Já morto e recluso em sua fazenda, o vampiro general recebe seus filhos para repartir a herança e enfim morrer definitivamente. Em sua fazenda, além da esposa, vive o seu ajudante Fyodor (Alfredo Castro), um russo brutal que lutou contra a Revolução Russa e foi transformado em vampiro por Pinochet. Apesar de não ter caráter algum e não passar de um assassino psicopata, Fyodor reverencia o general de uma maneira comovente e patética.
Pinochet não demonstra muito apreço pelos filhos, mas quer que dividam a herança para que possam viver em paz. Nenhum deles, é, aliás, vampiro, pois o pai decidiu não os transformar. Para que possam entender todo o tamanho da fortuna e o que cabe a cada um, contratam uma jovem contadora chamada Carmen, interpretada pela excelente e jovem atriz chilena Paula Luchsinger. Mas, Carmen não é somente uma mera contadora; ela é uma freira enviada pela Igreja para que possa descobrir a fortuna que o general vampiro construiu por meio de esquemas e falcatruas e chantageá-lo. Reside aqui, sem dúvida, uma crítica à Igreja Católica, por ter, de certo modo, mantido uma relação ambígua com o ditador. Afinal, Carmen não quer mandar o demônio vampiresco para o inferno, mas sim roubá-lo. Entretanto, ao chegar na fazenda onde o decrépito vampiro que se alimenta de corações humanos está, ela desperta o desejo do velho sanguessuga, que passa a querer viver novamente.

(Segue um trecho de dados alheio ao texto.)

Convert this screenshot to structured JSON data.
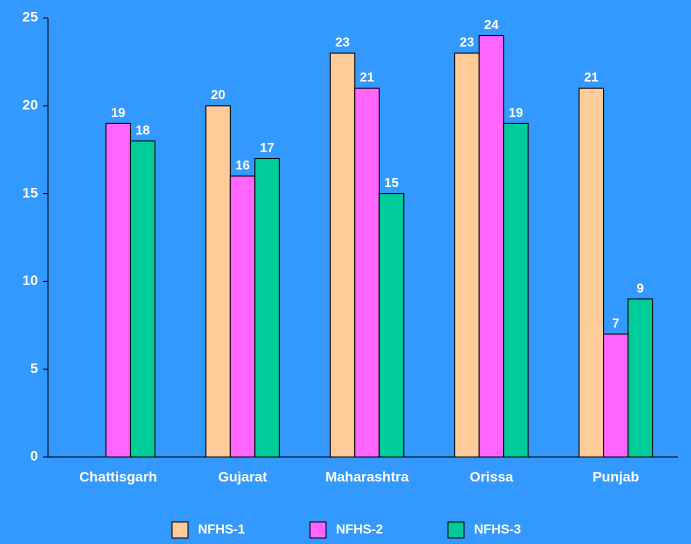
{
  "chart_data": {
    "type": "bar",
    "categories": [
      "Chattisgarh",
      "Gujarat",
      "Maharashtra",
      "Orissa",
      "Punjab"
    ],
    "series": [
      {
        "name": "NFHS-1",
        "color": "#ffcc99",
        "values": [
          null,
          20,
          23,
          23,
          21
        ]
      },
      {
        "name": "NFHS-2",
        "color": "#ff66ff",
        "values": [
          19,
          16,
          21,
          24,
          7
        ]
      },
      {
        "name": "NFHS-3",
        "color": "#00cc99",
        "values": [
          18,
          17,
          15,
          19,
          9
        ]
      }
    ],
    "ylim": [
      0,
      25
    ],
    "yticks": [
      0,
      5,
      10,
      15,
      20,
      25
    ],
    "legend": "bottom",
    "background": "#3399ff"
  }
}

Assim, enquanto o general vampiro começa a se interessar pela jovem Carmen, ela vai entrevistando cada um dos filhos em relação à herança. Todos vão, com muita naturalidade, contando a origem ilícita do dinheiro que Pinochet acumulou nos anos em que governou como ditador. É muito interessante a analogia entre um ser sobrenatural que para sobreviver vive sugando o sangue dos outros e um ser abominável que, a pretexto de impedir o comunismo no Chile, sugou um país e matou inocentes. Um vampiro precisa sugar para sobreviver, mas não necessariamente tortura em porões ou comete assassinatos desnecessários por pura sociopatia. Nesse sentido, o filme nos convida a refletir qual aspecto é mais abominável: aquele que se refere à fantasia do ser sobrenatural ou àquilo que realmente aconteceu durante a ditadura de Pinochet. No final das contas, qual dos monstros é o mais assustador?
Por fim, Pablo Larraín deu à sua alegoria um narrador, que logo no início pensamos ser uma certa pessoa, principalmente por conta de seus comentários, mas, ao final, descobrimos que estávamos errados. A identidade do narrador é, aliás, um toque de genialidade. Enfim, O Conde, por mais que possa parecer numa breve resenha um filme sem sentido é extremamente interessante, inteligente e perspicaz, principalmente em relação ao fato de como é possível por meio de um personagem clássico dos filmes de terror, contar uma história muito mais assustadora e real.